Latín es tu boca de niño que iba mal en la escuela. Latín son tus ojos, que tan bien mienten, que tan bien ocultan que en aquellos años te dedicabas a levantarles las faldas a las niñas y a besarles las mejillas.
Y que los libros para ti eran para jugar a los aviones de papel. Y que las palabras para ti eran para destrozarlas contra los muros, como mísiles, como dardos venenosos, gritos de guerra en el patio del colegio.

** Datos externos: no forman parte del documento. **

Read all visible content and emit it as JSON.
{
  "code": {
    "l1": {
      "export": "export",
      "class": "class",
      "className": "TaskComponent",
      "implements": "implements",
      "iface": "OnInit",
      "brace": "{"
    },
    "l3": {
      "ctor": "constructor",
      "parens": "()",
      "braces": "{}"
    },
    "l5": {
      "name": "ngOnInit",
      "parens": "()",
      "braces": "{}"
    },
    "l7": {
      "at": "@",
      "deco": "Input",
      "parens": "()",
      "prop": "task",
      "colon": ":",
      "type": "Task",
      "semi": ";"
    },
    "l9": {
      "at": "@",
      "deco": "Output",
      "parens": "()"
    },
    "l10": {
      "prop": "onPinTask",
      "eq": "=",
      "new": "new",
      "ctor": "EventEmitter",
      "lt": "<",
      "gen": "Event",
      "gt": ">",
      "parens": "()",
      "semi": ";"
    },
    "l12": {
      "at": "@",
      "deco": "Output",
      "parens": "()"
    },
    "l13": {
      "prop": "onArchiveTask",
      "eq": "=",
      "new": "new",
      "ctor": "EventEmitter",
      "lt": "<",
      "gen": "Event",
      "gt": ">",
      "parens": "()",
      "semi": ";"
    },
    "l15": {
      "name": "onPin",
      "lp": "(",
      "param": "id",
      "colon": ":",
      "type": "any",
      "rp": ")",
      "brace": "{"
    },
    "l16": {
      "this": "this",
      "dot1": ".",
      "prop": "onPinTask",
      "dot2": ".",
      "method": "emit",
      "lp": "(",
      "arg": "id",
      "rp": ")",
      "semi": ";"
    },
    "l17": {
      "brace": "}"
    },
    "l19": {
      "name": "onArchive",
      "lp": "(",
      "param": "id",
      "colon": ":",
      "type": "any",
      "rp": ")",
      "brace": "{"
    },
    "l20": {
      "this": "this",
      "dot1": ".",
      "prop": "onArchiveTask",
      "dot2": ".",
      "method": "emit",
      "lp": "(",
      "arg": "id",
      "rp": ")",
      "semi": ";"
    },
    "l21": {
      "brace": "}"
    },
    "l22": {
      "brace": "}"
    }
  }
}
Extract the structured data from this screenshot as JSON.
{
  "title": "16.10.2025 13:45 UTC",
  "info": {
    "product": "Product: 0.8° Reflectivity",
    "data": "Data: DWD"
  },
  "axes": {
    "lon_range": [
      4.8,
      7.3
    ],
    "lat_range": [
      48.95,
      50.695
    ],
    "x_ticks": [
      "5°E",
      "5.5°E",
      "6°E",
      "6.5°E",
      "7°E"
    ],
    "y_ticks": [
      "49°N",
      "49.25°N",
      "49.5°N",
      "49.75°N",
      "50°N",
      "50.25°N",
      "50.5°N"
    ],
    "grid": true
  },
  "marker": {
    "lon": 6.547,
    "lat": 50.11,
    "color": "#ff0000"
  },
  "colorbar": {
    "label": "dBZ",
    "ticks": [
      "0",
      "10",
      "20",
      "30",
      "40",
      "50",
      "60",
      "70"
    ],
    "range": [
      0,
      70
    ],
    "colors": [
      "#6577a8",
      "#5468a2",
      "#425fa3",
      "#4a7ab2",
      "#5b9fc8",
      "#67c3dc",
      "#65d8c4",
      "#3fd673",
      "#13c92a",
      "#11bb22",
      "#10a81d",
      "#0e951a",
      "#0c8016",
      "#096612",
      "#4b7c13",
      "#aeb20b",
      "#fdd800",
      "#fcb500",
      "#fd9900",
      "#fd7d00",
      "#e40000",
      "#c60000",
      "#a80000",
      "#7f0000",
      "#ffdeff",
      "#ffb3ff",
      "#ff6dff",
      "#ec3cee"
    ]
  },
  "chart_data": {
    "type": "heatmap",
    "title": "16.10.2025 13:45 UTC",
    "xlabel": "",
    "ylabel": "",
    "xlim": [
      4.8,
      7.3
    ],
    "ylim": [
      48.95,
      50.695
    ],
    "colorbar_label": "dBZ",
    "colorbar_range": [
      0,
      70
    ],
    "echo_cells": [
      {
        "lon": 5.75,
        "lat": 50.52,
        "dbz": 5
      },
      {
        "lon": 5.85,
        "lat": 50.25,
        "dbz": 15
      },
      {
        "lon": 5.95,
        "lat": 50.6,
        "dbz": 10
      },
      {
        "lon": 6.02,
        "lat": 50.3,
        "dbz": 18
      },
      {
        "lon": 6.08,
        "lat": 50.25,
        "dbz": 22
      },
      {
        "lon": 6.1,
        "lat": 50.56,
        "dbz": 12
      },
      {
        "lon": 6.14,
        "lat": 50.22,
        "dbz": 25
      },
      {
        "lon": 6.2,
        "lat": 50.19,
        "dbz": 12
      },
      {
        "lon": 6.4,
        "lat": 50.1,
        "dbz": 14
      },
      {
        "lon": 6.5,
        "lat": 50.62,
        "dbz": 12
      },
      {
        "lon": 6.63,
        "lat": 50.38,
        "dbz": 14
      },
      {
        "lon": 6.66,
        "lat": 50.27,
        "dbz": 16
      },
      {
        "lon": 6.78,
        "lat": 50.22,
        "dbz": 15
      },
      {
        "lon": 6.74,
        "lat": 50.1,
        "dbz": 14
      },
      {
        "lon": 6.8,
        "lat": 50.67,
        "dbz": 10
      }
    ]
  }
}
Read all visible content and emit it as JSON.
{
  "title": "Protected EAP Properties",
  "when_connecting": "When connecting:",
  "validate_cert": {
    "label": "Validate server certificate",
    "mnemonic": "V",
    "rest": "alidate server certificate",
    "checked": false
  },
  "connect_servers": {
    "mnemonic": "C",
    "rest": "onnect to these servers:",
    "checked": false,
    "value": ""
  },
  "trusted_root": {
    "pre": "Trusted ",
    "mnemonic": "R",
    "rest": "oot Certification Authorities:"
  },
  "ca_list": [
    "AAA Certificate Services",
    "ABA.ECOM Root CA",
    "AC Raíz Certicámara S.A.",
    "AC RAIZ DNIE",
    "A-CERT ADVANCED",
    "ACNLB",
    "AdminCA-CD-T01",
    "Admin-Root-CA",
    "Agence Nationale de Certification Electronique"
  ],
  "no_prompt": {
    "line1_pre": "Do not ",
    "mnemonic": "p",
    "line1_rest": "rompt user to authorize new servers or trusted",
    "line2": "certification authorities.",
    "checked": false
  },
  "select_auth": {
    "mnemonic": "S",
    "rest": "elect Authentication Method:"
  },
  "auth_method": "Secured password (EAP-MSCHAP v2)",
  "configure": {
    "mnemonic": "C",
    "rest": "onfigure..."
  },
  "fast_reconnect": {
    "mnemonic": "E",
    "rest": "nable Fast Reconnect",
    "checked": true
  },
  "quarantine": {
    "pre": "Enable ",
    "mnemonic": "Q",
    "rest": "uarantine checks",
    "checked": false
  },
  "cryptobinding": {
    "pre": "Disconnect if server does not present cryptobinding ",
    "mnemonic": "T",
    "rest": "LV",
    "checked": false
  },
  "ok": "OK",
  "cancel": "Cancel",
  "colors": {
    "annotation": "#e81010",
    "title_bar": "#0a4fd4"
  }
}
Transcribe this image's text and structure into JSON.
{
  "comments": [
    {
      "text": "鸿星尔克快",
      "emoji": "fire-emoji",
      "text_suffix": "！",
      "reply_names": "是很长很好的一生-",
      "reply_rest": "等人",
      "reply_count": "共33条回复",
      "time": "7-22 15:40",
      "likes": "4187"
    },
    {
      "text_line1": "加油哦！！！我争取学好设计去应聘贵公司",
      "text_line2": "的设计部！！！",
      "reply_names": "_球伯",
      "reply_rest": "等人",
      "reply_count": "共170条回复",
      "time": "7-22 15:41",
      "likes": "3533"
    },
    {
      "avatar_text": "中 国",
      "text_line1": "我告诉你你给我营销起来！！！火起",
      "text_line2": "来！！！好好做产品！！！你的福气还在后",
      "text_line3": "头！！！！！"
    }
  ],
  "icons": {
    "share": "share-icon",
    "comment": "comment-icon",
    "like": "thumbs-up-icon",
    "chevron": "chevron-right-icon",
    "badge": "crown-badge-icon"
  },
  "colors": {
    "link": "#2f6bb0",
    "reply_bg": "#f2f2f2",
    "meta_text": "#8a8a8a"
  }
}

Todos los profesores opinaban que sabías latín, aunque tú nunca supiste declinar. Rosae, rosas, rosarum. Te dolía la cabeza sólo de pensarlo. Cuando la profesora escribía en la pizarra, tu pequeña cabecita volaba a paisajes selváticos en donde luchabas contra las fieras. Entonces los lápices se convertían en lanzas mortales, y pensabas que para enfrentarse con la naturaleza no se necesitaba una lengua muerta. Las palabras, qué poco valen, y más si están muertas.
Eso pensabas. Entonces alguien decidió regalarte unas palabras, regalarte el abecedario entero. La niña de la diadema roja, la que nunca te dejó que le levantaras la falda, te hizo llegar una carta.
Algunas veces, las palabras atraviesan más fieras que los lápices afilados.